La respuesta no llegó enseguida. Requirió tres años de investigación, búsquedas imposibles, contactos con arqueólogos y microbiólogos, y no pocos dolores de cabeza. Uno de los mayores desafíos fue conseguir ingredientes que, si bien mencionados en los textos egipcios, hoy son raros incluso en su lugar de origen. McDonnell estudió unas 75 recetas del Papiro de Ebers en las que se mencionaba la cerveza, y seleccionó los ocho ingredientes más frecuentes: dátiles del desierto, miel de Sidr yemení, higos sicómoros, comino negro, bayas de enebro, pasas doradas israelíes, fruto de algarrobo y una pizca de incienso. Ninguno de ellos era fácil de conseguir en Utah.

Ingredientes sagrados, métodos modernos
La recreación de esta cerveza antigua no fue una simple mezcla de ingredientes exóticos. McDonnell cultivó cebada púrpura egipcia en su jardín, malteó y secó trigo emmer (una variedad milenaria conocida como farro), y se aventuró incluso a ahumar parte del grano, replicando las condiciones rústicas de la antigüedad. Todo el proceso se realizó en un sistema casero de tres depósitos, sin más ayuda que la experiencia adquirida tras años de experimentación como aficionado.
Pero la pieza clave del proyecto era la levadura. Para ello contactó con Primer’s Yeast, una compañía alemana-israelí que colabora con arqueólogos para recuperar y reanimar cepas antiguas de levadura desde cerámicas excavadas en sitios históricos. La cepa que le enviaron, denominada PTS900BCE, provenía de una vasija encontrada en Tel es-Safi, en el territorio de la antigua ciudad filistea de Gat. Según los expertos, fue usada para fermentar cerveza hace unos 2.874 años.
Revivir una levadura tan antigua no es un milagro, sino una proeza microbiológica. La levadura, un organismo singular, puede entrar en un estado de letargo durante milenios si se encuentra en las condiciones adecuadas. Una vez rehidratada, comienza a “despertar”, y lo que parecía inerte cobra vida nuevamente, lista para convertir azúcares en alcohol, como lo hizo en los días de Ramsés II.
Un trago al pasado
¿Y a qué sabe una cerveza faraónica? McDonnell la describe como una bebida sin lúpulo (ya que no se usaba en la época), con notas florales, un dulzor afrutado que recuerda al albaricoque y una acidez refrescante similar a la de un vino de frutas o una sidra ligera. En el lenguaje cervecero moderno, se parece a una “gose”, una variedad alemana con perfil ácido y algo salado.
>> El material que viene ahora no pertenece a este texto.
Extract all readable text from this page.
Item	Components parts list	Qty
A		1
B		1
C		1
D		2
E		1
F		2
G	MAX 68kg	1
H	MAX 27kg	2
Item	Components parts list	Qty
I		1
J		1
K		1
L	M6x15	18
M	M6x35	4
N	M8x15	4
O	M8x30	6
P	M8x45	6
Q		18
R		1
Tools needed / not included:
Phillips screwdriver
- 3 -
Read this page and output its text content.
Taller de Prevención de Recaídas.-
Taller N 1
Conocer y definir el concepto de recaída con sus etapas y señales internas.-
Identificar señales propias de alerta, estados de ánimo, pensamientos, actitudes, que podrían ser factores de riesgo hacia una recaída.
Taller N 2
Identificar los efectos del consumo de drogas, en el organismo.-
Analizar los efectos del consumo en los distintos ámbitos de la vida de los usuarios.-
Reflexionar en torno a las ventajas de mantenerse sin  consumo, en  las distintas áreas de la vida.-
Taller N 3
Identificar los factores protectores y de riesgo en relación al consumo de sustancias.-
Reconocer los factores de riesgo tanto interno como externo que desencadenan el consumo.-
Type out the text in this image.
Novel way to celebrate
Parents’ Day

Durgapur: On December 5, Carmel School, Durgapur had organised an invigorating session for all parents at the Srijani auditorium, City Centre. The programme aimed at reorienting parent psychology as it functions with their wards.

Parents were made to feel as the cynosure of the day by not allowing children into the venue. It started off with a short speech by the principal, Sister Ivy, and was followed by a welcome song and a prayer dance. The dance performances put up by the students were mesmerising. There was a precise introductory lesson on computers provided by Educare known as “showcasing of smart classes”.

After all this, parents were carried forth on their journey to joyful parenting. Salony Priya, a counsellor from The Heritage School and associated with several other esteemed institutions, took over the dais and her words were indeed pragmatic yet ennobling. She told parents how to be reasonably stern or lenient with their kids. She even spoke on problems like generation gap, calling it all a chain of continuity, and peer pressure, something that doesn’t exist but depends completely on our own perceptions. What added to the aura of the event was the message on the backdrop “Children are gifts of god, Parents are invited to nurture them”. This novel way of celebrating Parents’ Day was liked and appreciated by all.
El resultado es una bebida compleja, vibrante y sorprendentemente moderna para su antigüedad. “Tiene algo rústico, casi salvaje, pero es muy bebible”, opinó Chris Detrick, maestro cervecero en Level Crossing Brewing, tras una cata privada. La baja carbonatación —fiel al estilo de elaboración antiguo— y la presencia del incienso aportan una dimensión casi ritual al trago. No es una cerveza para emborracharse, sino para saborear y reflexionar.

McDonnell no tiene intención de comercializar su cerveza, ni siquiera de repetir el experimento. La muestra de levadura que utilizó era única y debía ser destruida tras su uso, como parte del acuerdo con Primer’s Yeast. De los 38 litros que logró producir, solo quedan unas pocas botellas.
Pero lo que hace especial este proyecto no es el resultado líquido, sino lo que representa: un puente entre la ciencia moderna y las costumbres milenarias. Al beber esta cerveza, uno no solo experimenta un sabor distinto, sino que participa en una tradición ancestral que unía a comunidades, servía como medicina, nutría a los trabajadores y acompañaba a los muertos en su viaje al más allá.
“Durante la elaboración me detuve un momento, miré al cielo y pensé: alguien hace 3.000 años estaba haciendo lo mismo, con esta misma receta”, confiesa McDonnell. Y esa sensación de comunión con el pasado, aunque efímera, es quizá la mayor recompensa de este experimento insólito.